Many people are aware too little vitamin D is bad for you, however, a new study has shown that too much of the compound can also have negative effects. Vitamin D isn’t normally present in a lot of foods and is produced when the body is exposed to sunlight. The right amount can help combat depression, certain cancers and cardiac disease.
Vitamin D also plays a part in transporting calcium to your bones, which helps ward off disease such as osteoporosis. This role is especially important for older women who are more at risk from brittle bone diseases.
The research from the University of Copenhagen is the largest study of its kind was conducted on blood samples from more than 247,000 people. The results showed elevated mortality among people with both low and high levels of vitamin D.
Those with less than 10 nanomol (nmol) of the compound in every litre of serum have a mortality rate 2.31 times greater than those with the lowest mortality rate, which was seen in those with 50 nmol of the substance per litre. People with more than 140 nmol of the vitamin in one litre of serum have a risk of death 1.42 times higher than the ideal group.

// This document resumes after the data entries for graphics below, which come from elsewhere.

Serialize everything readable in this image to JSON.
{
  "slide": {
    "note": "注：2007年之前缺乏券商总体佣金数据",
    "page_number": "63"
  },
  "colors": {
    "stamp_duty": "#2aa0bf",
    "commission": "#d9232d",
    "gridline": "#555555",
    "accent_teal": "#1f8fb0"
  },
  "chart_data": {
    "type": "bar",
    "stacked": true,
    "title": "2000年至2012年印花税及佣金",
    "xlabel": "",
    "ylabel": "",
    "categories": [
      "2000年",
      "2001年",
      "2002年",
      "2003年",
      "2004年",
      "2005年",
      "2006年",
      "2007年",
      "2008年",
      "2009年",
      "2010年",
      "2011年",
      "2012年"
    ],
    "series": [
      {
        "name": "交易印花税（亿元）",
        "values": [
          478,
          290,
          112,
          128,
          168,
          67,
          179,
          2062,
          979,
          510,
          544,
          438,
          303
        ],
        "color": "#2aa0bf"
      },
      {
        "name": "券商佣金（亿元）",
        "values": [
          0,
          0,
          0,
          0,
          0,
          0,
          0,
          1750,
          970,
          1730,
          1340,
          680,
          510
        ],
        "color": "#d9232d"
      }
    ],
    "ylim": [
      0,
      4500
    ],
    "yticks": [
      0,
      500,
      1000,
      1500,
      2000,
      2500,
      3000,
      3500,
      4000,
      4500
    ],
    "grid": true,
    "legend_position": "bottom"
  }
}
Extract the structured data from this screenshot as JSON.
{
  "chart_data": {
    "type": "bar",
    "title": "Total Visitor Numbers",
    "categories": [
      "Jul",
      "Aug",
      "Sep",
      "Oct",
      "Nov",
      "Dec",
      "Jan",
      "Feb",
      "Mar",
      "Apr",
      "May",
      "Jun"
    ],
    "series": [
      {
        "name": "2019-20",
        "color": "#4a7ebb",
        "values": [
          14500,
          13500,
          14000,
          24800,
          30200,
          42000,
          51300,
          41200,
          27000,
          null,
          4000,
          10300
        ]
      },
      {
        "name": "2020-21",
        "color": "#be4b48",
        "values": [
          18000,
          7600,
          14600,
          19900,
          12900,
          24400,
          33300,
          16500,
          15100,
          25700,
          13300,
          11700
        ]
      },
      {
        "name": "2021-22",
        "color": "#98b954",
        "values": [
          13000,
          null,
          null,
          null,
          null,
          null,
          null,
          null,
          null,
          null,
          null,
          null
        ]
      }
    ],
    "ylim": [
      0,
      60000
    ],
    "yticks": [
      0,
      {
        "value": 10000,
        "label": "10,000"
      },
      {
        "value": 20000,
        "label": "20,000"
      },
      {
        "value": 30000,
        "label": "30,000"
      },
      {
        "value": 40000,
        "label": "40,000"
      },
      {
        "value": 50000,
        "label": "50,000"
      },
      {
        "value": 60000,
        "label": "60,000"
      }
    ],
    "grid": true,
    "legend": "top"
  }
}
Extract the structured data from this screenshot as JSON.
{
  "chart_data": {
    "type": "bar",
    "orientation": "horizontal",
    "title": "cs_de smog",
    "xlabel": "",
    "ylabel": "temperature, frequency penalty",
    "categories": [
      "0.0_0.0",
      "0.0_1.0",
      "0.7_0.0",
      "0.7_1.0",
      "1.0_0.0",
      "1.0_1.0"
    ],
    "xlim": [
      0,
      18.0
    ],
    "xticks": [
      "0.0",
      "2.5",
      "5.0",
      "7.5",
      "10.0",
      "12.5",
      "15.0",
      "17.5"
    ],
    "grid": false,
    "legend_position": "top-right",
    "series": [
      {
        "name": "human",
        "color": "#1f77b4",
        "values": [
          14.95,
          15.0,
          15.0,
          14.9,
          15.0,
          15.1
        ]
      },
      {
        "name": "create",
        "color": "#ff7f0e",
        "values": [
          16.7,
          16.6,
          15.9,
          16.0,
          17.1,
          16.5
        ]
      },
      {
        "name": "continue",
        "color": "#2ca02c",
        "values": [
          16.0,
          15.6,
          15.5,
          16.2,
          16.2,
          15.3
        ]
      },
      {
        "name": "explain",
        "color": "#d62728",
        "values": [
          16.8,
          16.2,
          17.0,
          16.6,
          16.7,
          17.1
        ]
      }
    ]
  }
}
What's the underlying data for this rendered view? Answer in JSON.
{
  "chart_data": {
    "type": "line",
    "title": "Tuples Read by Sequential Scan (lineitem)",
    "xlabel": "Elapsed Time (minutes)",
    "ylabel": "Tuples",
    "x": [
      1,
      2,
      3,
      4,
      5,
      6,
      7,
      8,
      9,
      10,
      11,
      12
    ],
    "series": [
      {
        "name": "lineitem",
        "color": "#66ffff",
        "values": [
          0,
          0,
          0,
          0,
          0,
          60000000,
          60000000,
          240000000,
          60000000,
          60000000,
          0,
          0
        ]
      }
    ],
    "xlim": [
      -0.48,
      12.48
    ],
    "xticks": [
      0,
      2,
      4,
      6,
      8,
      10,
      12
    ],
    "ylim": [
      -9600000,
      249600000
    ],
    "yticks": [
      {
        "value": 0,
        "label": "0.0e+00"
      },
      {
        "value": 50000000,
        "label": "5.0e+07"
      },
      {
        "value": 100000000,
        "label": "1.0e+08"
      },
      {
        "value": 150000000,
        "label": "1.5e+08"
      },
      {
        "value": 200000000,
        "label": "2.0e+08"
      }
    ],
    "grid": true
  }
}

“It is important to conduct further studies in order to understand the relationship. A lot of research has been conducted on the risk of vitamin D deficiency. However, there is no scientific evidence for a ‘more is better’ argument for vitamin D, and our study does not support the argument either. We hope that our study will inspire others to study the cause of higher mortality with a high level of vitamin D,” says Darshana Durup, a PhD student.
Sources of vitamin D
Vitamin D is present in some fish, egg yolk and liver. Milk the U.S is also fortified with vitamin D due to a major health problem associated with rickets (caused by a lack of the vitamin) in the 1930s. While it doesn’t occur naturally in a lot of food, your body produces vitamin D when your skin is exposed to UV rays from sunlight.
UV exposure and production of vitamin D is affected by season, cloud cover, air pollution, time of day, latitude and sunscreen. Sunscreens with an SPF 8 or above block UV rays and prevent the production of vitamin D. Ten to fifteen minutes of sun exposure at least two times per week to the face, arms, hands, or back without sunscreen is usually sufficient to provide adequate vitamin D. If you live in a particularly northern or southern country your exposure to sunlight might not give you enough vitamin D, in which case you should consider dietary supplements.